Mario Draghi: Long-Awaited European Hero:

“As Much As They Want!”

By Shlomo Maital

 

  

 Mario Draghi, ECB Head

In this blog, I have written countless words severely critical of Europe’s blundering myopic weak-kneed leadership.  Is there nothing good I can say about the EU leadership?

  There is.  Mario Draghi is the new head of the European Central Bank.  When he took over the reins from Trichet in December, he made an immensely courageous move, that saved Europe and probably saved the global economy. 

   “….in December the (European) central bank also quietly began providing emergency loans to European banks. Banks could borrow as much as they wanted provided they posted collateral.
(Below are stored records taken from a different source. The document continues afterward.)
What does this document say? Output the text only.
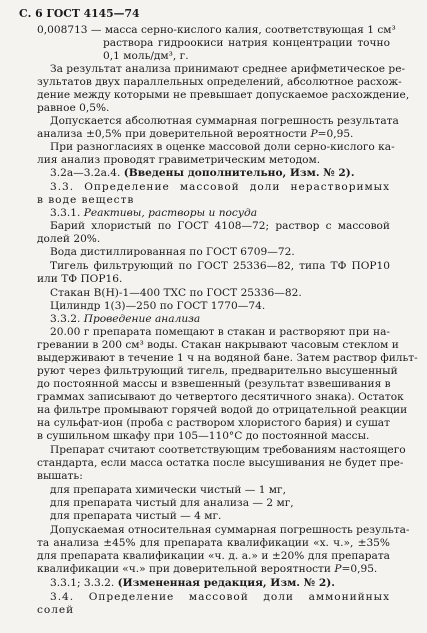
С. 6 ГОСТ 4145—74
0,008713 — масса серно-кислого калия, соответствующая 1 см³
раствора гидроокиси натрия концентрации точно
0,1 моль/дм³, г.
За результат анализа принимают среднее арифметическое ре-
зультатов двух параллельных определений, абсолютное расхож-
дение между которыми не превышает допускаемое расхождение,
равное 0,5%.
Допускается абсолютная суммарная погрешность результата
анализа ±0,5% при доверительной вероятности P=0,95.
При разногласиях в оценке массовой доли серно-кислого ка-
лия анализ проводят гравиметрическим методом.
3.2а—3.2а.4. (Введены дополнительно, Изм. № 2).
3.3. Определение массовой доли нерастворимых
в воде веществ
3.3.1. Реактивы, растворы и посуда
Барий хлористый по ГОСТ 4108—72; раствор с массовой
долей 20%.
Вода дистиллированная по ГОСТ 6709—72.
Тигель фильтрующий по ГОСТ 25336—82, типа ТФ ПОР10
или ТФ ПОР16.
Стакан В(Н)-1—400 ТХС по ГОСТ 25336—82.
Цилиндр 1(3)—250 по ГОСТ 1770—74.
3.3.2. Проведение анализа
20.00 г препарата помещают в стакан и растворяют при на-
гревании в 200 см³ воды. Стакан накрывают часовым стеклом и
выдерживают в течение 1 ч на водяной бане. Затем раствор фильт-
руют через фильтрующий тигель, предварительно высушенный
до постоянной массы и взвешенный (результат взвешивания в
граммах записывают до четвертого десятичного знака). Остаток
на фильтре промывают горячей водой до отрицательной реакции
на сульфат-ион (проба с раствором хлористого бария) и сушат
в сушильном шкафу при 105—110°С до постоянной массы.
Препарат считают соответствующим требованиям настоящего
стандарта, если масса остатка после высушивания не будет пре-
вышать:
для препарата химически чистый — 1 мг,
для препарата чистый для анализа — 2 мг,
для препарата чистый — 4 мг.
Допускаемая относительная суммарная погрешность результа-
та анализа ±45% для препарата квалификации «х. ч.», ±35%
для препарата квалификации «ч. д. а.» и ±20% для препарата
квалификации «ч.» при доверительной вероятности P=0,95.
3.3.1; 3.3.2. (Измененная редакция, Изм. № 2).
3.4. Определение массовой доли аммонийных
солей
They jumped at the opportunity: 523 banks borrowed 489 billion euros, or $647 billion.  In January 2012, many of the major troubled European economies, including Spain and Italy, saw their borrowing costs fall to more affordable levels. Many challenges remained — much of the continent had fallen back into recession — but worries of a so-called Lehman Brothers meltdown subsided.”

      With Greece under fire, paralysis afflicted the European capital markets at the time. When banks can’t borrow, they won’t lend either. And businesses need credit.  A surefire deep crisis was brewing. Draghi cut through the economists’ waffling and acted decisively. True, the plan was in the works before he took over. But Draghi instantly implemented it, and with full force. Anything less would have failed.

    Europe is still in trouble, and nearly all of Europe is in recession, including Germany. Imagine, then, where we would be, had it not been for Draghi’s decisive action to turn on the liquidity tap full force.   The noteworthy part of Draghi’s action was in those five amazing words:  “As Much As they Wanted”.  Banks could borrow as much as they wanted. Unlimited credit.   Few banks borrowed massively ($647 b. is not a huge sum, compared to Bernanke’s quantitative easing); but the fact that they could was crucial. And Draghi is now considering a second round of such lending.  

   At last – an economist, and a European leader, who gets it.  And an Italian!